I, on 24 January 2013 - 05:42 PM, said:
I have to disagree to a certain point, after playing PoE. The main problem in GW2 is that we don't feel like a community, even within guilds. ArenaNet has to find a way to expand community features, whereas that be global chat, eliminating individual zones and merging other servers(multiple servers could be connected into one, buddy servers, I would call them; 3 servers paired up) and increasing player cap, or even bringing back the old alliance feature, 10 guilds merged into 1.
Back in my days of F2P MMORPG's and WoW, most people spent their time as a solo player. What kept us connected though, was a global / server chat. Along with having non-instanced gameplay.
My point is, it's not the PvE part of the game that suffers(partying, questing, etc), it's the overall community that suffers socially.
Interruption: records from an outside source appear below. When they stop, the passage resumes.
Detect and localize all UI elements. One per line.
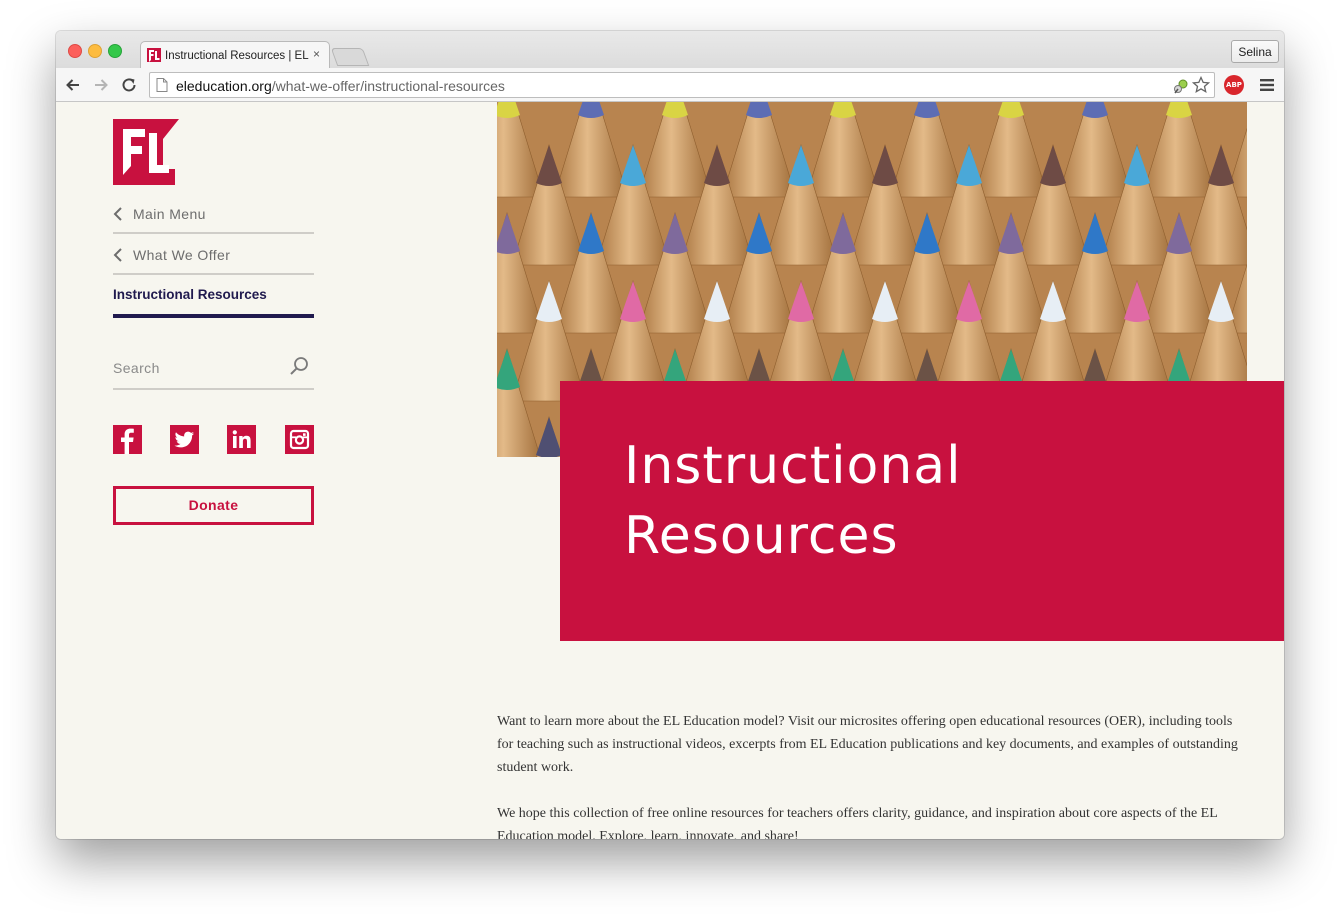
page-title-line-2: Resources <box>624 506 899 566</box>
minimize-window-button[interactable] <box>88 44 102 58</box>
intro-paragraph-1: Want to learn more about the EL Educatio… <box>497 714 1238 775</box>
forward-arrow-icon[interactable] <box>92 76 110 94</box>
instagram-icon <box>289 429 310 450</box>
url-path: /what-we-offer/instructional-resources <box>271 78 505 94</box>
browser-toolbar: eleducation.org/what-we-offer/instructio… <box>56 68 1284 102</box>
page-title-line-1: Instructional <box>624 436 962 496</box>
donate-button[interactable]: Donate <box>113 486 314 525</box>
bookmark-star-icon[interactable] <box>1192 76 1210 94</box>
linkedin-icon <box>232 430 251 448</box>
nav-current-instructional-resources[interactable]: Instructional Resources <box>113 276 314 318</box>
el-favicon-icon <box>147 48 161 62</box>
search-input[interactable] <box>113 356 278 380</box>
page-icon <box>156 78 168 92</box>
facebook-link[interactable] <box>113 425 142 454</box>
el-education-logo[interactable] <box>113 119 179 185</box>
new-tab-button[interactable] <box>330 48 370 66</box>
profile-button[interactable]: Selina <box>1231 40 1279 63</box>
search-icon[interactable] <box>289 356 309 376</box>
nav-current-label: Instructional Resources <box>113 287 267 302</box>
title-bar: Instructional Resources | EL Education ×… <box>56 31 1284 68</box>
page-title: Instructional Resources <box>624 431 1124 571</box>
chevron-left-icon <box>113 207 122 221</box>
tab-title: Instructional Resources | EL Education <box>165 50 311 62</box>
intro-paragraph-2: We hope this collection of free online r… <box>497 806 1218 839</box>
extension-icon[interactable] <box>1172 77 1190 95</box>
nav-back-main-menu[interactable]: Main Menu <box>113 194 314 234</box>
url-text[interactable]: eleducation.org/what-we-offer/instructio… <box>176 78 505 94</box>
search-box <box>113 350 314 390</box>
page-title-block: Instructional Resources <box>560 381 1284 641</box>
close-window-button[interactable] <box>68 44 82 58</box>
nav-label: Main Menu <box>133 206 206 222</box>
chevron-left-icon <box>113 248 122 262</box>
tab-close-icon[interactable]: × <box>313 47 320 61</box>
maximize-window-button[interactable] <box>108 44 122 58</box>
tab-instructional-resources[interactable]: Instructional Resources | EL Education × <box>140 41 330 68</box>
browser-window: Instructional Resources | EL Education ×… <box>56 31 1284 839</box>
twitter-icon <box>174 431 194 448</box>
page-viewport: Main Menu What We Offer Instructional Re… <box>56 102 1284 839</box>
nav-back-what-we-offer[interactable]: What We Offer <box>113 235 314 275</box>
twitter-link[interactable] <box>170 425 199 454</box>
linkedin-link[interactable] <box>227 425 256 454</box>
back-arrow-icon[interactable] <box>64 76 82 94</box>
url-host: eleducation.org <box>176 78 272 94</box>
browser-menu-icon[interactable] <box>1259 77 1275 93</box>
nav-label: What We Offer <box>133 247 231 263</box>
reload-icon[interactable] <box>120 76 138 94</box>
facebook-icon <box>121 428 134 454</box>
adblock-icon[interactable]: ABP <box>1224 75 1244 95</box>
address-bar[interactable]: eleducation.org/what-we-offer/instructio… <box>149 72 1215 98</box>
intro-text: Want to learn more about the EL Educatio… <box>497 710 1242 839</box>
instagram-link[interactable] <box>285 425 314 454</box>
We need to be connected as a community at all times. When you log-in, you're basically, on your own forever. Guilds are too small (active players 10-40 avg) to feel connected as a whole.
PoE accomplishes social success, by simply having a global chat feature.
Well you're basically proving my point. A solo experience lends itself more readily to anti-social behaviour.
I have no experience with PoE. In general terms, map/global chat is an extension or a player tool. Thus it will reflect the general mood and activity of the player base. Your solution to the problem at hand is to increase the number of people who experience the content, even if the content remains unchanged.
This is, I believe, a fundamentally flawed way of viewing the problem. By maintaining the majority of early game as solo-able, it doesn't matter how many people you inject into the servers. Players will still run around completing the quests for themselves, and if other players show up to help, it's most likely because they are questing for themselves as well. Because the quests and dynamic events are so fragmented and completely optional, there really is no reason to group up with someone and throw your lot in with them. It's much more convenient to run around to the quests you want and hope that there are players there with the same idea.
This changes when you join a guild that emphasizes group play. You can get unending replayability from that.
There is a reason that the end-level areas like explorable dungeons and Orr are zerged with so many players. It's because that's the end. Rare drops, including weapons and crafting materials, can only be found there. What's the point in going back to a starter zone where you will cut through enemies like butter, get drops that are no longer worth your time, and take part in events that only have aesthetic differences with the end-game ones?
And yet, map chat activity in Orr is about the same as any other zone. Calls to defeat this or that boss or help with this or that event are no different from even a starter zone. It even gets worse when the group fails the event. Then the blame game begins.
In GW1, you partied up for every instanced area. The game forced you to group, even if you did no talking. More often than not though, this led to unique experiences with strangers that could sometimes lead to more shared experiences. This also meant sometimes waiting for ages for a group in less-frequented instances. It was a trade-off.
To be perfectly honest, most of the open-world content is solo-friendly and lacks meaning. As a player, I have no connection to the open-world lore. In WvW though, I fight for my server. I'm part of a team and I want that team to do well, and so I throw myself in with the zerg sometimes. In any case, the most dynamic and memorable moments I've had in this game have all been in WvW or running dungeons with guildmates. I wish it weren't the case. I wish I could go into an open-world zone and find epic events with real consequences that forced me to group up with dozens of players.
I'd like to keep the solo-friendly aspect of the open-world, but it desperately needs some more epic zone-wide group events that have real consequences for success or failure. This, in my mind, would force players to enter the zone and complete the event chain, being rewarded handsomely for success.
Edited by shiggidyshwa, 24 January 2013 - 07:45 PM.